Brooks, who emphasizes the importance of learning about all aspects of a college, agrees that focusing on partying has its costs. "If a student is only interested in a social aspect of school, they're probably not going to do very well [academically]," she says.
Louis, a senior, has not only used college visiting as an excuse to party. He visited Guilford College in Greensboro, North Carolina, and Haverford College in Haverford, Pennsylvania and partied with his friends at each. But unlike Cory and Matt, Louis's overnight stays also included research as a prospective student. He went on campus tours of each, and while he says he understands the importance of academia at college, he also thinks it is equally valuable to know how students behave outside the classroom. "The feeling you get from the people [at a school] and if you see yourself enjoying it there - not necessarily partying - is going to be a big part of the college experience," he says.
After staying overnight at both schools, Louis ultimately decided that Guilford suited him better; Haverford, he felt, simply didn't have the active social scene that he is seeking. "I get that college is about academics," Louis says, "but it doesn't seem like most people [at Haverford] do anything but study."
Independent care
From what he's learned from his brother, Matt reports that the school he visited is great. He already knows, however, that he is not going to apply there. He is interested in schools located in large, sky scraper populated cities. Living in New York City - more than 1,000 miles from New Orleans - is his dream.

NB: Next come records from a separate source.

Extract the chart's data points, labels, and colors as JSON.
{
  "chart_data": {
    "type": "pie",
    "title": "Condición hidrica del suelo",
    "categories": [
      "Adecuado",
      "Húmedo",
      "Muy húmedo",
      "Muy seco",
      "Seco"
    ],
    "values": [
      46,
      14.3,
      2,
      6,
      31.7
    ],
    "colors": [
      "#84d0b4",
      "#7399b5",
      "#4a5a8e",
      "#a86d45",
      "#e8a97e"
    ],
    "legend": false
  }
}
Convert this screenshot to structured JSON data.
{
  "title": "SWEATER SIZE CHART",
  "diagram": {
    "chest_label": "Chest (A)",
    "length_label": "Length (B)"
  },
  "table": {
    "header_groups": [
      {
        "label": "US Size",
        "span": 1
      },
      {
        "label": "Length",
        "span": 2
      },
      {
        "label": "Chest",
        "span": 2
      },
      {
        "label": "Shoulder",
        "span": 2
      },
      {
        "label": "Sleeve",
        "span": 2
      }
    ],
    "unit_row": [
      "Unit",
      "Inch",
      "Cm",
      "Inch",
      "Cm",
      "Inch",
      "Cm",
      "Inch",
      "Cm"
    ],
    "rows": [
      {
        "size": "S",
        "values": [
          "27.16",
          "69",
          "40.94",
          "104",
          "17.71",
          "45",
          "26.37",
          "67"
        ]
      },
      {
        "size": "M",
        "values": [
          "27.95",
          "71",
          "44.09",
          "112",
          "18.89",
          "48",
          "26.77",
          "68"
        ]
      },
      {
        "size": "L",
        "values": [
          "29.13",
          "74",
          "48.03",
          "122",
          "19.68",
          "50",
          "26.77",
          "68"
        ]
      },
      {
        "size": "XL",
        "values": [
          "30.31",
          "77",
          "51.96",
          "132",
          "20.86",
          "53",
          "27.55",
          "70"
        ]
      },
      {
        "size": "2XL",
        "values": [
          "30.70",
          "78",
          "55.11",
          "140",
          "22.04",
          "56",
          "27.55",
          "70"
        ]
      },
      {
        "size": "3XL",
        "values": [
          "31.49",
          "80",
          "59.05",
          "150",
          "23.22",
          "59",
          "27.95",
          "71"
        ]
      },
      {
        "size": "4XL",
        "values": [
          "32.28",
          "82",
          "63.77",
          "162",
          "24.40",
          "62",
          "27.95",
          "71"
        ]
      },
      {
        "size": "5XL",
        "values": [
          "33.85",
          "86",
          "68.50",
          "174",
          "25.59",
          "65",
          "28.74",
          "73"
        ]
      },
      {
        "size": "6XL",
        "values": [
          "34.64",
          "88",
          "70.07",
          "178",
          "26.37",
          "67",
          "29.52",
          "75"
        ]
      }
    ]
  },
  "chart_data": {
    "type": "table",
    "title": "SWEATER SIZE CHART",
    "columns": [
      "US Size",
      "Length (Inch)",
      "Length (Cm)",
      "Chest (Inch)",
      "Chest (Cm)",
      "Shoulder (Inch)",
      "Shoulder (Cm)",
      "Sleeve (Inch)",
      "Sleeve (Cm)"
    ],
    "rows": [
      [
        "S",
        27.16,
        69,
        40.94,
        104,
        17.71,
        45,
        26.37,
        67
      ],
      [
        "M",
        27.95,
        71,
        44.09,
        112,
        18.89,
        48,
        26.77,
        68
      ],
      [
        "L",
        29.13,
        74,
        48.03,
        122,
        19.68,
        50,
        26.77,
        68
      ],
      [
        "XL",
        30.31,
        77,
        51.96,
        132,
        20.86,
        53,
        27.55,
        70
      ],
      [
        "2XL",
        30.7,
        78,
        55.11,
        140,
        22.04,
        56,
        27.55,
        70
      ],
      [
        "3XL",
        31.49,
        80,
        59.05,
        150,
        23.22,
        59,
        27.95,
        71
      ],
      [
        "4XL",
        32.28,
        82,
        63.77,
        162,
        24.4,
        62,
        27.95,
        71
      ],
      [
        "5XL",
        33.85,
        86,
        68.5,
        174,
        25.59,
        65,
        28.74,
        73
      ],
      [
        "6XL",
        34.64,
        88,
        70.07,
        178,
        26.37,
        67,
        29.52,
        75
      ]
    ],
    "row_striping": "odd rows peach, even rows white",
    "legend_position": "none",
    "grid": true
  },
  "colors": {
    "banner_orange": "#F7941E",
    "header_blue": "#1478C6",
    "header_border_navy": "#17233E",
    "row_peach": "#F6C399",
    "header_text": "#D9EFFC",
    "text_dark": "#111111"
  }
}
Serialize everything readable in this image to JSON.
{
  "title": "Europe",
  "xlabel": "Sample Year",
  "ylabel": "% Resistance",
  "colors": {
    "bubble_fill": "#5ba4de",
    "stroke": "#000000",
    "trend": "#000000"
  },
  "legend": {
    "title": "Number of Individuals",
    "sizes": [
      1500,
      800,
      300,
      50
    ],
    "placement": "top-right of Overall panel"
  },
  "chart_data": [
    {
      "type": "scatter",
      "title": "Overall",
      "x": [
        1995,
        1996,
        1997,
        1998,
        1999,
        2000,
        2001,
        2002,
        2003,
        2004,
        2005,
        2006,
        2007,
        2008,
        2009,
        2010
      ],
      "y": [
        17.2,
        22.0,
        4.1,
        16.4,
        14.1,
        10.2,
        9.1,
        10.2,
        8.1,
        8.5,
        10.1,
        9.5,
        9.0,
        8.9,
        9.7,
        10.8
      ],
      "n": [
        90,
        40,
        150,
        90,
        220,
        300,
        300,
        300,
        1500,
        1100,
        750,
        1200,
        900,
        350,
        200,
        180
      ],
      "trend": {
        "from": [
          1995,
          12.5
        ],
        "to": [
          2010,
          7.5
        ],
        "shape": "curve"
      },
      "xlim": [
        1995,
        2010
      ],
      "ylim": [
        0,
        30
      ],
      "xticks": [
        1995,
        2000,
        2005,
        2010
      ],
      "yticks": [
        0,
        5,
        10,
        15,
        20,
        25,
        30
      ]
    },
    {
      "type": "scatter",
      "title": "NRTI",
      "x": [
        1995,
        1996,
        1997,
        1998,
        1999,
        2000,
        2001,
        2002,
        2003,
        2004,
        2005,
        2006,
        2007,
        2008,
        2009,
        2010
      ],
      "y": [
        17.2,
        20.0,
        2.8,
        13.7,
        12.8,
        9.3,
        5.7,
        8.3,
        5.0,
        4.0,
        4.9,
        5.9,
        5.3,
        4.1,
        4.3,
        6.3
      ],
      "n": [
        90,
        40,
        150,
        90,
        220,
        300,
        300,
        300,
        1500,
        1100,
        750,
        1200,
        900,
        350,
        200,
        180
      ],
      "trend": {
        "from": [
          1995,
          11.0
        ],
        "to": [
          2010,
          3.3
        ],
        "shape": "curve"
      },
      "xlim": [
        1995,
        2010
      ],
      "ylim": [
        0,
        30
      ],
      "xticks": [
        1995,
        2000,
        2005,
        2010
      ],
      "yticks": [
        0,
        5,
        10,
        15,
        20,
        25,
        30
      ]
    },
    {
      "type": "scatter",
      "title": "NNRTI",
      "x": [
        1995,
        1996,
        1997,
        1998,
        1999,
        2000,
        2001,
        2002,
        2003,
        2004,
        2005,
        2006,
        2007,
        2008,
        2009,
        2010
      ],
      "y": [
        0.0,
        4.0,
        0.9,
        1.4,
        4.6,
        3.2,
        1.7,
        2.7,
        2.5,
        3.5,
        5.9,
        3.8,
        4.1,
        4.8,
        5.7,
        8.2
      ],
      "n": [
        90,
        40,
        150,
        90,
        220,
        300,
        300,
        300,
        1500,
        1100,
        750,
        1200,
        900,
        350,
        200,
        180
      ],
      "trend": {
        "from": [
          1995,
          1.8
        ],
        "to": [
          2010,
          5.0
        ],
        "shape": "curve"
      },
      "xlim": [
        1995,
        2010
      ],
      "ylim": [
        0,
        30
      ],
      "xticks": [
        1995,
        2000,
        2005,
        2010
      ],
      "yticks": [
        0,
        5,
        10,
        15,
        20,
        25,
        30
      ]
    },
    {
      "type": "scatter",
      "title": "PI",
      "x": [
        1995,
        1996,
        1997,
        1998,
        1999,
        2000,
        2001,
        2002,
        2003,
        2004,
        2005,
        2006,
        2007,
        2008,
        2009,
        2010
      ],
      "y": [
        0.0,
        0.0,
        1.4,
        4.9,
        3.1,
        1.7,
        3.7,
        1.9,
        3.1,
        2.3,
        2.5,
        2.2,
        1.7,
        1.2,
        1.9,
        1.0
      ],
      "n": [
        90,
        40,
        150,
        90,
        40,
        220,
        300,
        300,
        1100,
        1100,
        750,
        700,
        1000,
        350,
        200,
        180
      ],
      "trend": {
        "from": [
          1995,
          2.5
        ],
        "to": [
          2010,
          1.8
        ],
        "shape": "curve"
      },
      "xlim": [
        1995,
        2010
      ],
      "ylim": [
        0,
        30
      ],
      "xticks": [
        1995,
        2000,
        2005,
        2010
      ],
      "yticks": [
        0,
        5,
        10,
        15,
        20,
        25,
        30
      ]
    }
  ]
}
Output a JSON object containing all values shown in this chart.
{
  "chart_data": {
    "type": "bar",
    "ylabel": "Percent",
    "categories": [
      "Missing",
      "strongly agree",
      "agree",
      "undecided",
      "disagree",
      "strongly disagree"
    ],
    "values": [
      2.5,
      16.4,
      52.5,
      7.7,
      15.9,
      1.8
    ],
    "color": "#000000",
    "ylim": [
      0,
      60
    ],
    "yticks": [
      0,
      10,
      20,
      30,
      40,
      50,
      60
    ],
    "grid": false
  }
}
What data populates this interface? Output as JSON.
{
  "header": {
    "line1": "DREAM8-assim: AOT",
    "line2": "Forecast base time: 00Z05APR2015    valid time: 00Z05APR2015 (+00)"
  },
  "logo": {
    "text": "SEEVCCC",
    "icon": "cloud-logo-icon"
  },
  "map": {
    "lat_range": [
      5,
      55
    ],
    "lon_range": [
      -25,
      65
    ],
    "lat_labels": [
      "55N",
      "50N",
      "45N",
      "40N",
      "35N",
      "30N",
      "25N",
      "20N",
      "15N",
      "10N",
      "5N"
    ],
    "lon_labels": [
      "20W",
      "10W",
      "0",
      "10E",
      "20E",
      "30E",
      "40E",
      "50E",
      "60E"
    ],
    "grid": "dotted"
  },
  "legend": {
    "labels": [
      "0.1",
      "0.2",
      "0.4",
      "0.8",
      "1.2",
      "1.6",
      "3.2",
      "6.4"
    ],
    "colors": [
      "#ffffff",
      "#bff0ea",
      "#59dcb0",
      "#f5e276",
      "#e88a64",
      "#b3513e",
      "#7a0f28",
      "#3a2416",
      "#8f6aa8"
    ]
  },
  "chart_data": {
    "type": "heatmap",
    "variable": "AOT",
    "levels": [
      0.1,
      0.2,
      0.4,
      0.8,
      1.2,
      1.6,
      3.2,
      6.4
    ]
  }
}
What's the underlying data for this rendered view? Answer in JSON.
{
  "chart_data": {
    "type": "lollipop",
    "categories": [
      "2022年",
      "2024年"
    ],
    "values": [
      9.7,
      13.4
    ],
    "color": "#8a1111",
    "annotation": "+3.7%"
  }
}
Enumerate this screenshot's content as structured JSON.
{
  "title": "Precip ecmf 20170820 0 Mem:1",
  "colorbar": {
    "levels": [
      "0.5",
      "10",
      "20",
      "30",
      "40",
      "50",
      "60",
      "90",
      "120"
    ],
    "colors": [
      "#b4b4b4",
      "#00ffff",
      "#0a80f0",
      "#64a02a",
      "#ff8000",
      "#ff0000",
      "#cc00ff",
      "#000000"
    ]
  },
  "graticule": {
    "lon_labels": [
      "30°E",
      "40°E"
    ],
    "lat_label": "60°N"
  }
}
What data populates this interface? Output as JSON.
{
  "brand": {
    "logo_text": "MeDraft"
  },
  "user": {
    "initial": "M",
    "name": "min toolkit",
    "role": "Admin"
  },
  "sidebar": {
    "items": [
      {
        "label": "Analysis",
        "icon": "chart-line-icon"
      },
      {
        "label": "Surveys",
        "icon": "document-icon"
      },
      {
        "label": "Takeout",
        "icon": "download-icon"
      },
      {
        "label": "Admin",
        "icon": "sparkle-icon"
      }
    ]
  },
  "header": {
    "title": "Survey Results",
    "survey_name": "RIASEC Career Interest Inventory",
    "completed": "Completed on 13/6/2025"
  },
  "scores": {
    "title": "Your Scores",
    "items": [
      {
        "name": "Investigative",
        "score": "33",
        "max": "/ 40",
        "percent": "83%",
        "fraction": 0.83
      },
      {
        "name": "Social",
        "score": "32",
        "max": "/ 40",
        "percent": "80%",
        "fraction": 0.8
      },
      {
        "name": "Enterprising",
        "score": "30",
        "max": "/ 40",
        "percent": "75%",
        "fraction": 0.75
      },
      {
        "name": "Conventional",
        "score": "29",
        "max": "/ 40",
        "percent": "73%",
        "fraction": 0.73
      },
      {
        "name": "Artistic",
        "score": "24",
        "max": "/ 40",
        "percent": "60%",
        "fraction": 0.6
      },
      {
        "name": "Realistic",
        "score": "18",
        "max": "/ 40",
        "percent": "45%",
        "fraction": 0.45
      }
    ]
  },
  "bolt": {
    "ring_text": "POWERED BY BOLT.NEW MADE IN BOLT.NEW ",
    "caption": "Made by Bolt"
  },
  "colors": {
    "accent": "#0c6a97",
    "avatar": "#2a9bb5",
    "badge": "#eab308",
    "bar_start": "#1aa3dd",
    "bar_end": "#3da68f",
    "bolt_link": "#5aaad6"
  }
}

Still, Matt believes there is value in visiting his brother, because he says he can learn more about the college environment in general.
When he travels to Tulane again this spring break, he plans to sit in on a class. And while Brooks says that staying with a friend and not taking an official tour is a good way of not seeing all that a college has to offer, Matt disagrees. He says that his brother and his brother's friends are suitable tour guides, and it helps that he already knows them. At Tulane, Matt says, "I don't need to worry about finding my way around because there's a whole safety net for me there."
For Cory, college visiting is a practice in independence. After graduating this June, he plans to take a year off, traveling with his father to visit family in Colombia and Brazil. But when he returns and chooses a college, he hopes not to be joining his friends at UMCP, Columbia Union College or American University. His goal is to land in California or Florida, as far away - and as much on his own - as possible.
Far away, Cory thinks, he will be able to learn day-to-day responsibilities on his own, and being on a college campus reminds him of this approaching change. "It makes me want to graduate - and not just to party," he says, "but also because I want to start to live on my own and take care of myself."
As a college student, Cory will make crucial choices: which courses to take, which roommates to live with and which extracurriculars in which he'll participate. He'll also have to make a decision about his partying.
On one hand, Cory doesn't plan on squashing his social habits anytime soon. He has never received major punishments for his illegal behavior on campuses and says, excitedly, that college partying is on a level far above what he had experienced in high school. But Cory also plans to study law enforcement and become a police officer. At some point, he says, he will need to learn to balance his penchant for partying and his life-long goals.